Walter, in front of her, sneaked a look back at her, maybe to gauge her reaction. “Allie…”
“The three that were waiting for us at the house,” she said. “Who were they?”
“Mercenaries.”
“Did Gorman and Smith send them? Did they find out what you were doing?”
“No.”
“Who were they, Walter?”
“I hired them.”
“Jesus, Walter…”
“It wasn’t supposed to go down like this.” His voice had sped up noticeably, as if he was afraid she might not let him finish. “Once Gorman and Smith found out what I had done, they weren’t just going to take my word for it that I was held at gunpoint and forced to move their clients’ money around into places where they can’t access it. So this was the only way.”
“You needed witnesses. Lucy and me.”
“Yes.”
“You needed us to be believable, which we would have been because we didn’t know any better. For all we knew, we would be telling the truth.” She paused, and because she didn’t know what else to say, “Jesus, Walter.”
“I’m sorry,” he said. “They weren’t supposed to hurt anyone. They had very strict orders not to hurt anyone.
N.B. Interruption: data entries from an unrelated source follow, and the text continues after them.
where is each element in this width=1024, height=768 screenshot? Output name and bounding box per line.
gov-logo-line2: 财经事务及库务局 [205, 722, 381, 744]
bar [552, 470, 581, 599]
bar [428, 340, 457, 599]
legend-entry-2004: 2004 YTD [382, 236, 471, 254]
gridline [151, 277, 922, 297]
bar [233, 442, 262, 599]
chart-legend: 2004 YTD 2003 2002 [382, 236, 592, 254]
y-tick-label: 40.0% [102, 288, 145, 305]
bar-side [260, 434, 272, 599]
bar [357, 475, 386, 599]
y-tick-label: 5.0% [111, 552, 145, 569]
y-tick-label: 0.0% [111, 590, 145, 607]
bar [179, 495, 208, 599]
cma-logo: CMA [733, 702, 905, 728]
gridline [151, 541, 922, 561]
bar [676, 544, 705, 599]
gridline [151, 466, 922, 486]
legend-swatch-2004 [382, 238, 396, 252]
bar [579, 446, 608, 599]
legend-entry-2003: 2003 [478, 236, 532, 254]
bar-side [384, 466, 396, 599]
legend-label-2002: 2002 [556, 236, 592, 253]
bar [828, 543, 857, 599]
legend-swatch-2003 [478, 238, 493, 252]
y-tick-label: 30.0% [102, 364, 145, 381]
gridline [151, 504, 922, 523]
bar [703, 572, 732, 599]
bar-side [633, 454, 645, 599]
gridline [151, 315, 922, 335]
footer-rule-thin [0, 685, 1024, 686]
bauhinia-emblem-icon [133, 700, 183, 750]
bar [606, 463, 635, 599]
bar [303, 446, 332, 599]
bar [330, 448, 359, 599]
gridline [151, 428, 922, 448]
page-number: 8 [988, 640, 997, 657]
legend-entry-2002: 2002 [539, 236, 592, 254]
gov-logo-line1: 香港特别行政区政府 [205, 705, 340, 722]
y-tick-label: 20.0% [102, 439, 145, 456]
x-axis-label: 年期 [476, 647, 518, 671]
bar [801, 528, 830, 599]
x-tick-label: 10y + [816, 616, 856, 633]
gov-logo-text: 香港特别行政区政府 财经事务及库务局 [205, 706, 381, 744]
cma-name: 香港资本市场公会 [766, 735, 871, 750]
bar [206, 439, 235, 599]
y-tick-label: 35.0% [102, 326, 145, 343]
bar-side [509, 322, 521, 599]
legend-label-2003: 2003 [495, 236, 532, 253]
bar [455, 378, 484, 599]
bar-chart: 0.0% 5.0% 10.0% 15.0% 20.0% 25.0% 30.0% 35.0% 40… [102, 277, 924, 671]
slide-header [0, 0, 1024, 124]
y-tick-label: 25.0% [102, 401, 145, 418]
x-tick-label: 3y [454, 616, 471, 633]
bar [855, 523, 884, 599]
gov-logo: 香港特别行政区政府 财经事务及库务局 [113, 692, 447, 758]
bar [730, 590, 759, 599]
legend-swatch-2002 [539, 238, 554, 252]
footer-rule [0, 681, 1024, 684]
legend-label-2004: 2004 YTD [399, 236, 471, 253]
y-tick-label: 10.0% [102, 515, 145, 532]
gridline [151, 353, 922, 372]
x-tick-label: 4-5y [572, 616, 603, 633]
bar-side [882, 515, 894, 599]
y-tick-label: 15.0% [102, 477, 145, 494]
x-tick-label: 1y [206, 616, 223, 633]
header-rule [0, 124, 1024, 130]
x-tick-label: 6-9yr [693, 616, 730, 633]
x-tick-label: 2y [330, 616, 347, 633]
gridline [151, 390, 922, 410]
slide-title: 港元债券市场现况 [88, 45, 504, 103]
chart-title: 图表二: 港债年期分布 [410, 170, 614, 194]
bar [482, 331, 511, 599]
If Apollo hadn’t attacked one of them…”
“They didn’t know you hired them.”
He shook his head.
“Because you had an accomplice,” she continued.
He nodded. “Someone else communicated with them throughout the week leading up to the job, then, if necessary, during it. They were supposed to threaten me using you and Lucy, and I would eventually buckle and do what they wanted — move a sizable amount of money out of Gorman and Smith and into dummy shell accounts that only I could access later.”
“Not all of it?”
“No. We needed to leave enough behind for the Feds to uncover. That was the other part of the plan. The U.S. government.”
“They know about Gorman and Smith. The real Gorman and Smith. That’s why you said the company only has a year at most before it goes under.”
“They’ve suspected for years, but they only started actively investigating recently. This — what happened to us out here — would be the excuse they’d need to get their hands on company records. Once that happened, Gorman and Smith would have other things to worry about than trying to pick apart my story. And before anyone knew what I’d done, we’d be gone. You, me, and Lucy. That was the original plan, anyway.” He sighed. “Things…got complicated.”